Password Managing Policy

The purpose of this policy is to maintain the security, consistency, and accessibility of company credentials. Leofit requires that all employees use Bitwarden as the sole password management system for company-related accounts and information.

About Bitwarden

The purpose of this policy is to establish a standardized and secure approach to password management across Leofit. This ensures that company credentials are properly protected, shared, and maintained using a unified password management solution – Bitwarden.
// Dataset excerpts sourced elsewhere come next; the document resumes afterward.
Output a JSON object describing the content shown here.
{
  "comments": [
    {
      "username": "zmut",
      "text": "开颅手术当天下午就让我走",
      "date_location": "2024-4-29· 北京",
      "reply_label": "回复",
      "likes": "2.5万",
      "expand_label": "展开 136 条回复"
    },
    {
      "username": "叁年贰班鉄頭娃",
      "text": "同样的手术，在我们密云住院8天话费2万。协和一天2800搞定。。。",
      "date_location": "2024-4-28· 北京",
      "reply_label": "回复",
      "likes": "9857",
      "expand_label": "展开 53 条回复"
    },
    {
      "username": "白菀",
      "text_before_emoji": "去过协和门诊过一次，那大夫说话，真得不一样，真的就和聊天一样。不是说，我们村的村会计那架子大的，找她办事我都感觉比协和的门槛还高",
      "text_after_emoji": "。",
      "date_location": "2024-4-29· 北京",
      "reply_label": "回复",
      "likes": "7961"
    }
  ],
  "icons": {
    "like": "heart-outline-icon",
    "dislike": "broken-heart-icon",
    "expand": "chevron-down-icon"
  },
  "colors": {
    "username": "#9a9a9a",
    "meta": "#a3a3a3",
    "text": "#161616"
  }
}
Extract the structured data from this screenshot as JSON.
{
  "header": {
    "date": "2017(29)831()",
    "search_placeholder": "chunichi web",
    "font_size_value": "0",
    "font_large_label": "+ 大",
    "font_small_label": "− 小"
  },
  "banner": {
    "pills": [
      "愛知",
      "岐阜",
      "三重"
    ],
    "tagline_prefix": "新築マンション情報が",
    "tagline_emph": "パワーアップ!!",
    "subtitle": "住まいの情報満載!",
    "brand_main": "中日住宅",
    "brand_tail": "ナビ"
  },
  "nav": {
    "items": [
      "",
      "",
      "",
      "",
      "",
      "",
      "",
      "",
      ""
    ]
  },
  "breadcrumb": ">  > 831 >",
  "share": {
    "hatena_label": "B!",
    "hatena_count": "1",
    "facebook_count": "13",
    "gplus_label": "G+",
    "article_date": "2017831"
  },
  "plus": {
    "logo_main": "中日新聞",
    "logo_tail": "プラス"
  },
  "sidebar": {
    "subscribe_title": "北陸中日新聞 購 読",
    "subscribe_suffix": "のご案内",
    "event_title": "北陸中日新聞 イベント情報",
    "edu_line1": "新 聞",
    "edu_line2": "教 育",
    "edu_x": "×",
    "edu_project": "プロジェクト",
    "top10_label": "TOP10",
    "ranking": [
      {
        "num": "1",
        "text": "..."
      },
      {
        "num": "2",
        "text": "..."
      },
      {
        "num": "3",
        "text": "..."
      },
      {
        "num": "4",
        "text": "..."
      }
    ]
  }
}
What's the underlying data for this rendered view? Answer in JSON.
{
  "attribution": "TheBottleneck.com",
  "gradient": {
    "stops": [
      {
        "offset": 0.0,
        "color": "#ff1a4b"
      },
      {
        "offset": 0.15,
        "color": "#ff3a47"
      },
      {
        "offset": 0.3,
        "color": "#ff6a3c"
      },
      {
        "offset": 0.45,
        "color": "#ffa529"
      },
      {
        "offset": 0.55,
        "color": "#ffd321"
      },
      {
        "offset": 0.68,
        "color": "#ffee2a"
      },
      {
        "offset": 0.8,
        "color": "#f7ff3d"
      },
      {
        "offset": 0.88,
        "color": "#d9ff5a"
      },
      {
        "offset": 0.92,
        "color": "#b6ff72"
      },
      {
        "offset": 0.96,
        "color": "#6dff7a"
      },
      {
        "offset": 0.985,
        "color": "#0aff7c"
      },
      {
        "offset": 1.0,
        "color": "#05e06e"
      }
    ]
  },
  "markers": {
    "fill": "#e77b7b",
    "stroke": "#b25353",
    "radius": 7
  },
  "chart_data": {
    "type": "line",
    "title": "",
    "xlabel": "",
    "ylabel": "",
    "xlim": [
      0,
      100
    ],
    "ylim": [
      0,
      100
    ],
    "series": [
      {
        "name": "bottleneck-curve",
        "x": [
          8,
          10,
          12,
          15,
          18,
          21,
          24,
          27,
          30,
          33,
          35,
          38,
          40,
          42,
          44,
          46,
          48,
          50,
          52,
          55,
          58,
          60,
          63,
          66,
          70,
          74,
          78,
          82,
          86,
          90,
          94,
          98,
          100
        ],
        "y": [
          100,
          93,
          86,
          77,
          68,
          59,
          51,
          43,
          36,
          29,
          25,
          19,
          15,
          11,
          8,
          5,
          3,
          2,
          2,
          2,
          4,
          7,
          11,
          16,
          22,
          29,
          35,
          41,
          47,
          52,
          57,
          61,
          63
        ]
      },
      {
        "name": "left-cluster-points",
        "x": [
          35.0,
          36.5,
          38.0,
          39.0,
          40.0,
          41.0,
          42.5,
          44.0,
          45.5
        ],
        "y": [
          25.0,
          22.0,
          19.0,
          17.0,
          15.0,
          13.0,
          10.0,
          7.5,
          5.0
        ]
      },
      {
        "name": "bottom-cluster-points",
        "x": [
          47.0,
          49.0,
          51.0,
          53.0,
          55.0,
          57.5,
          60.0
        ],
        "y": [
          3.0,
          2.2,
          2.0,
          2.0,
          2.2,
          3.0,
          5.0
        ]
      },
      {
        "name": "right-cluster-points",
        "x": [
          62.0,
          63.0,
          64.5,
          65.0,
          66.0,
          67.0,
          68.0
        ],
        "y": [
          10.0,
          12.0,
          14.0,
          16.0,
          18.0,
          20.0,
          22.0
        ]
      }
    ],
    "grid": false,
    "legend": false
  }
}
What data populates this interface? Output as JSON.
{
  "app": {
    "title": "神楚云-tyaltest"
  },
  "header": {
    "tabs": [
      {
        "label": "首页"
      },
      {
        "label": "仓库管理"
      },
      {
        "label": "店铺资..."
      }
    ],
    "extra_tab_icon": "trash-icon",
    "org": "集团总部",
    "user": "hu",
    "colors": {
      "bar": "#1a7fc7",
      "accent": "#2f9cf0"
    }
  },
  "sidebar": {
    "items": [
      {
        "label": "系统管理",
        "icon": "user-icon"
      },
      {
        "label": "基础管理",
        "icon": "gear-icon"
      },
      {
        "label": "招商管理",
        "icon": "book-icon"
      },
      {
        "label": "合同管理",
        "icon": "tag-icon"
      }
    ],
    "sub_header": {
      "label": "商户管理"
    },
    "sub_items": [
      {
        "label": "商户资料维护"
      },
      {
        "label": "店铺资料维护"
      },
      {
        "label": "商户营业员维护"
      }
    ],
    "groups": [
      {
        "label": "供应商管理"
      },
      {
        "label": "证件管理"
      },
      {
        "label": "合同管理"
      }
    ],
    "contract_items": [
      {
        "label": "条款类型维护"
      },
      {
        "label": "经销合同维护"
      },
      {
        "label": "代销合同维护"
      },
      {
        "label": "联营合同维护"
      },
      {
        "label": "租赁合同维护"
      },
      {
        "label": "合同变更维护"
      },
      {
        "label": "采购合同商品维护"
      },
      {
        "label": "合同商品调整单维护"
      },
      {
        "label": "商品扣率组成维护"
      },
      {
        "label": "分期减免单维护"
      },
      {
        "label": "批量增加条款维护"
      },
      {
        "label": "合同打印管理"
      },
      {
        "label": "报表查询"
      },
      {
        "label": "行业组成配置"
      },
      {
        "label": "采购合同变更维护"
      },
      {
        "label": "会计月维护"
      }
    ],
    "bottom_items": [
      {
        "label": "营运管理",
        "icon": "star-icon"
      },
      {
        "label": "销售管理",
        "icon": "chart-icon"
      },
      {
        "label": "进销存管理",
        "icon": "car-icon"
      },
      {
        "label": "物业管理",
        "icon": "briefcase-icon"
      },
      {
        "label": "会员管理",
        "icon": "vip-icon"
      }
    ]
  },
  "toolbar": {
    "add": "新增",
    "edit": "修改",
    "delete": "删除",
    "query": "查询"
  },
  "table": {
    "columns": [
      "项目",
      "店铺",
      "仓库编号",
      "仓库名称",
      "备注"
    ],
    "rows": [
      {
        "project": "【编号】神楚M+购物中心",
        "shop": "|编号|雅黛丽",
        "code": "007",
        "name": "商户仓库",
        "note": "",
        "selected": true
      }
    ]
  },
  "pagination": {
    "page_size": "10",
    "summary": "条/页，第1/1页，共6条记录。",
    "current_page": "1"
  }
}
Benefits of Using Bitwarden

• Automatic Synchronization: Passwords are updated in real time across all authorized devices. When a password is changed, all users with appropriate access receive the update automatically—eliminating the need for manual notifications.
• Improved Security: Centralized storage reduces the risks associated with sharing passwords through unsecured methods such as emails, messages, or notes.
• Efficient Collaboration: Departmental collections within Bitwarden allow teams to securely share access to systems and applications relevant to their roles.
• Administrative Oversight: IT can ensure that all company credentials are properly maintained and protected under a single, controlled platform.

Using Bitwarden at Leofit

Mandatory Use of Bitwarden

All employees must use Bitwarden for storing and managing company passwords. Use of other password managers – including but not limited to Google Passwords, Apple Keychain, or browser-based password saving tools – is strictly prohibited.

The IT department will disable non-approved password managers on company systems.

Company Access and Ownership

All company-issued Bitwarden accounts are administered by Leofit.

• The company maintains administrative access to each employee’s Bitwarden vault used for work purposes. There is no expectation of privacy for any information stored in the company’s Bitwarden vaults.
• Bitwarden accounts are to be used for business purposes only. Personal passwords must not be stored within company-managed Bitwarden accounts.
• Owners may store personal passwords within their Bitwarden accounts as an owner’s privilege. There is no expectation of privacy for any information stored in the company’s Bitwarden vaults.

Password Organization and Sharing

When creating or updating a password in Bitwarden, employees must:

• Select Leofit as the Owner of the password entry.
• Assign the password to the appropriate Collections/Departments (e.g., Sales, Marketing, IT, etc.) to ensure proper access for authorized personnel.

Always ensure to select “Leofit” as the Owner of the login and to select proper Collections/Departments.